Bioimage Informatics draws upon advances in signal processing, optics, probe chemistry, molecular biology and machine learning to provide answers to biological questions from the growing numbers of biological images acquired in digital form. Microscopy is one of the oldest biological methods, and for centuries it has been paired with visual interpretation to learn about biological phenomena. With the advent of sensitive digital cameras and the dramatic increase in computer processing speeds over the past two decades, it has become increasingly common to collect large volumes of biological image data that create a need for sophisticated image processing and analysis. In addition, dramatic advances in machine learning during the same period set the stage for converting imaging from an observational to a computational discipline and allow the direct generation of biological knowledge from images.
Cellular and Systems Modeling
Cellular and Systems Modeling undertakes the ambitious task of studying the dynamics of biological and biomedical processes from a whole system point of view. The observed systems range over orders of magnitude, from tissue to cells to molecular assemblies! Engineering tools are used along with genome-scale information in mathematical and/or computational models that usually adopt a top-down approach. Modeling diseases, entire ‘virtual’ cells, or subcellular networks of interactions are among typical tasks. Major research topics include the modeling of complex signaling and regulatory networks, transport mechanisms, spatio-temporal evolution of microphysiological events, as well as establishing the links between the development of complex phenotypes and the seemingly unrelated molecular events.
Computational Genomics entails efforts to digest the daunting quantity of genomic and proteomic data now available by systematic development and application of probability and statistics theories, information technologies and data mining techniques. Linguistics methods are viewed as promising tools towards elucidating sequence-structure-function relations, and complementing computational genomics studies. Computational genomics targets understanding gene/protein function, identifying and characterizing cellular regulatory networks and discerning the link between genes and diseases. Discovery and processing of this information is pivotal in the development of novel gene therapy strategies and tools.

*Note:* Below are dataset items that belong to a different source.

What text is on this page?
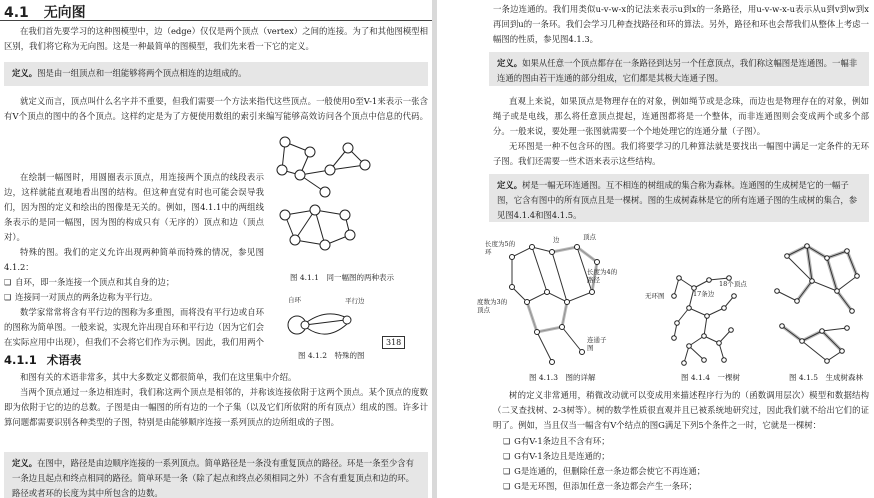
4.1 无向图
在我们首先要学习的这种图模型中，边（edge）仅仅是两个顶点（vertex）之间的连接。为了和其他图模型相区别，我们将它称为无向图。这是一种最简单的图模型，我们先来看一下它的定义。
定义。图是由一组顶点和一组能够将两个顶点相连的边组成的。
就定义而言，顶点叫什么名字并不重要，但我们需要一个方法来指代这些顶点。一般使用0至V-1来表示一张含有V个顶点的图中的各个顶点。这样约定是为了方便使用数组的索引来编写能够高效访问各个顶点中信息的代码。
在绘制一幅图时，用圆圈表示顶点，用连接两个顶点的线段表示边，这样就能直观地看出图的结构。但这种直觉有时也可能会误导我们，因为图的定义和绘出的图像是无关的。例如，图4.1.1中的两组线条表示的是同一幅图，因为图的构成只有（无序的）顶点和边（顶点对）。
特殊的图。我们的定义允许出现两种简单而特殊的情况，参见图4.1.2：
❑ 自环，即一条连接一个顶点和其自身的边；
❑ 连接同一对顶点的两条边称为平行边。
数学家常常将含有平行边的图称为多重图，而将没有平行边或自环的图称为简单图。一般来说，实现允许出现自环和平行边（因为它们会在实际应用中出现），但我们不会将它们作为示例。因此，我们用两个
图 4.1.1　同一幅图的两种表示
自环	平行边
图 4.1.2　特殊的图
318
4.1.1 术语表
和图有关的术语非常多，其中大多数定义都很简单，我们在这里集中介绍。
当两个顶点通过一条边相连时，我们称这两个顶点是相邻的，并称该连接依附于这两个顶点。某个顶点的度数即为依附于它的边的总数。子图是由一幅图的所有边的一个子集（以及它们所依附的所有顶点）组成的图。许多计算问题都需要识别各种类型的子图，特别是由能够顺序连接一系列顶点的边所组成的子图。
定义。在图中，路径是由边顺序连接的一系列顶点。简单路径是一条没有重复顶点的路径。环是一条至少含有一条边且起点和终点相同的路径。简单环是一条（除了起点和终点必须相同之外）不含有重复顶点和边的环。路径或者环的长度为其中所包含的边数。
一条边连通的。我们用类似u-v-w-x的记法来表示u到x的一条路径，用u-v-w-x-u表示从u到v到w到x再回到u的一条环。我们会学习几种查找路径和环的算法。另外，路径和环也会帮我们从整体上考虑一幅图的性质，参见图4.1.3。
定义。如果从任意一个顶点都存在一条路径到达另一个任意顶点，我们称这幅图是连通图。一幅非连通的图由若干连通的部分组成，它们都是其极大连通子图。
直观上来说，如果顶点是物理存在的对象，例如绳节或是念珠，而边也是物理存在的对象，例如绳子或是电线，那么将任意顶点提起，连通图都将是一个整体，而非连通图则会变成两个或多个部分。一般来说，要处理一张图就需要一个个地处理它的连通分量（子图）。
无环图是一种不包含环的图。我们将要学习的几种算法就是要找出一幅图中满足一定条件的无环子图。我们还需要一些术语来表示这些结构。
定义。树是一幅无环连通图。互不相连的树组成的集合称为森林。连通图的生成树是它的一幅子图，它含有图中的所有顶点且是一棵树。图的生成树森林是它的所有连通子图的生成树的集合，参见图4.1.4和图4.1.5。
长度为5的环
边	顶点
长度为4的路径
度数为3的顶点
连通子图
图 4.1.3　图的详解
无环图	17条边
18个顶点
图 4.1.4　一棵树	图 4.1.5　生成树森林
树的定义非常通用，稍微改动就可以变成用来描述程序行为的（函数调用层次）模型和数据结构（二叉查找树、2-3树等）。树的数学性质很直观并且已被系统地研究过，因此我们就不给出它们的证明了。例如，当且仅当一幅含有V个结点的图G满足下列5个条件之一时，它就是一棵树：
❑ G有V-1条边且不含有环；
❑ G有V-1条边且是连通的；
❑ G是连通的，但删除任意一条边都会使它不再连通；
❑ G是无环图，但添加任意一条边都会产生一条环；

Biological physics encompasses a multidisciplinary approach that uses principles from physics to gain insights into the fundamental processes underlying living systems. Concepts from statistical physics, dynamical systems, and fluid dynamics are applied to investigate phenomena such as cell state transitions, cell motility, tissue morphogenesis, and evolution. Biological physicists probe these multi-scale phenomena using approaches from theoretical analyses, quantitative modeling, machine learning, and experimental measurements of forces and fields. This field aims to unravel the intricate workings of life from a unique perspective, which can also lead to new discoveries in physics and biology.
Computational Structural Biology
Computational Structural Biology aims at establishing biomolecular sequence-structure-function relations using fundamental principles of physical sciences in theoretical models and simulations of structure and dynamics. After the advances in complete genomes sequencing, it became evident that structural information is needed for understanding the origin and mechanisms of biological interactions, and designing/controlling function. Computational Structural Biology emerged as a tool for efficient identification of structure and dynamics in many applications. Major research topics include protein folding, protein dynamics with emphasis on large complexes and assemblies, protein-protein, protein-ligand and protein-DNA interactions and their functional implications. Drug design and protein engineering represent applications of note.